(147f) Optimization of CO2-Enhanced Oil Recovery with CO2 Storage in a Mature Oil Field

Will, R., New Mexico Institute of Mining and Technology
Ampomah, W., New Mexico Institute of Mining and Technology
Balch, R., New Mexico Institute of Mining and Technology
Grigg, R., New Mexico Institute of Mining and Technology
Cather, M., New Mexico Institute of Mining and Technology
This paper presents an optimization methodology for CO2 enhanced oil recovery in mature oil reservoirs. A field-scale compositional reservoir flow model was developed for assessing the performance history of an active CO2 flood and for optimizing both oil production and CO2 storage in the Farnsworth Unit (FWU), Ochiltree County, Texas. A geological framework model constructed from geophysical, geological, and engineering data acquired from the FWU was the basis for all reservoir simulations and the optimization method. An equation of state was calibrated with laboratory fluid analyses and subsequently used to predict the thermodynamic minimum miscible pressure (MMP). Initial history calibrations of primary, secondary and tertiary recovery were conducted as the basis for the study.

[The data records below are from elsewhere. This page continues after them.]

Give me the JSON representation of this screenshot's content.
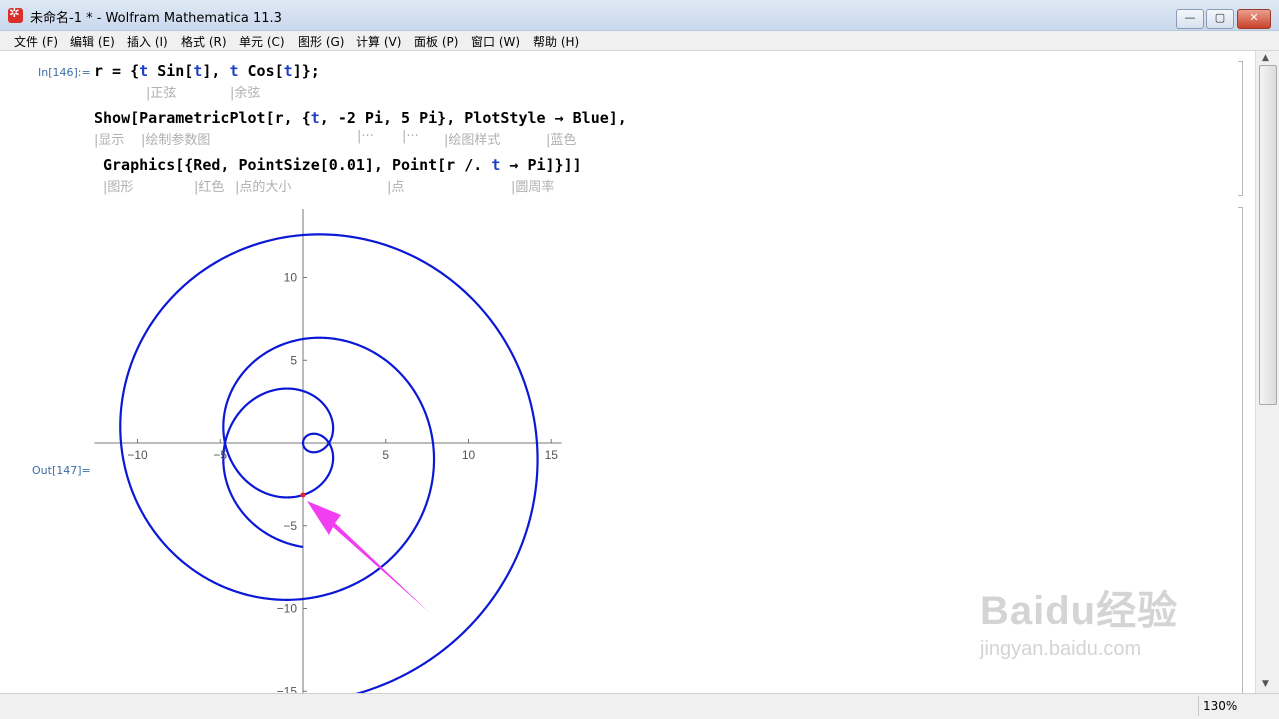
{
  "window": {
    "title": "未命名-1 * - Wolfram Mathematica 11.3",
    "minimize": "—",
    "maximize": "▢",
    "close": "✕"
  },
  "menu": [
    "文件 (F)",
    "编辑 (E)",
    "插入 (I)",
    "格式 (R)",
    "单元 (C)",
    "图形 (G)",
    "计算 (V)",
    "面板 (P)",
    "窗口 (W)",
    "帮助 (H)"
  ],
  "cell_in": {
    "label": "In[146]:=",
    "line1": {
      "a": "r = {",
      "t1": "t",
      "b": " Sin[",
      "t2": "t",
      "c": "], ",
      "t3": "t",
      "d": " Cos[",
      "t4": "t",
      "e": "]};"
    },
    "hints1": {
      "sin": "|正弦",
      "cos": "|余弦"
    },
    "line2": {
      "a": "Show[ParametricPlot[r, {",
      "t": "t",
      "b": ", -2 Pi, 5 Pi}, PlotStyle → Blue],"
    },
    "hints2": {
      "show": "|显示",
      "pplot": "|绘制参数图",
      "e1": "|···",
      "e2": "|···",
      "style": "|绘图样式",
      "blue": "|蓝色"
    },
    "line3": {
      "a": "Graphics[{Red, PointSize[0.01], Point[r /. ",
      "t": "t",
      "b": " → Pi]}]]"
    },
    "hints3": {
      "graphics": "|图形",
      "red": "|红色",
      "psize": "|点的大小",
      "point": "|点",
      "pi": "|圆周率"
    }
  },
  "cell_out": {
    "label": "Out[147]="
  },
  "chart_data": {
    "type": "line",
    "description_expr": "r = {t Sin[t], t Cos[t]}, t from -2Pi to 5Pi",
    "series": [
      {
        "name": "",
        "function": "x = t sin t, y = t cos t",
        "t_range": [
          -6.2832,
          15.708
        ],
        "color": "#0b18d6"
      }
    ],
    "point": {
      "x": 0,
      "y": -3.1416,
      "color": "#e8202a"
    },
    "xlim": [
      -12.3,
      15.5
    ],
    "ylim": [
      -15,
      14.2
    ],
    "xticks": [
      -10,
      -5,
      5,
      10,
      15
    ],
    "yticks": [
      -15,
      -10,
      -5,
      5,
      10
    ],
    "x_tick_labels": [
      "−10",
      "−5",
      "5",
      "10",
      "15"
    ],
    "y_tick_labels": [
      "−15",
      "−10",
      "−5",
      "5",
      "10"
    ],
    "annotation_arrow": {
      "color": "#f03ef0",
      "points_to": {
        "x": 0,
        "y": -3.1416
      }
    }
  },
  "status": {
    "zoom": "130%"
  },
  "watermark": {
    "brand": "Baidu经验",
    "url": "jingyan.baidu.com"
  }
}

After a good match was achieved, an optimization approach consisting of a proxy or surrogate model was constructed with a polynomial response surface method (PRSM). A sensitivity analysis was first conducted to ascertain which of these control variables to retain in the surrogate model. The PRSM utilized an objective function that maximized both oil recovery and CO2 storage. Experimental design was used to link uncertain parameters to the objective function. Control variables considered in this study included: water alternating gas cycle and ratio, production rates and bottom-hole pressure of injectors and producers. Other key parameters considered in the modeling process were CO2 purchase, CO2 recycle and adding infill wells and/or patterns as well as compressor capacity. The PRSM proxy model was ‘trained’ or calibrated with a series of training simulations. This involved an iterative process until the surrogate model reached a specific validation criterion. A genetic algorithm with a mixed-integer capability optimization approach was employed to determine the optimum developmental strategy to maximize both oil recovery and CO2 storage.

The proxy model reduced the computational cost significantly. The validation criteria of the reduced order model ensured accuracy in the dynamic modeling results. The prediction outcome suggested robustness and reliability of the genetic algorithm for optimizing both oil recovery and CO2 storage. The reservoir modeling approach used in this study illustrates an improved approach to optimizing oil production and CO2 storage within partially depleted oil reservoirs such as FWU.

This study may serve as a benchmark for potential CO2–EOR projects in the Anadarko basin and/or geologically similar basins throughout the world.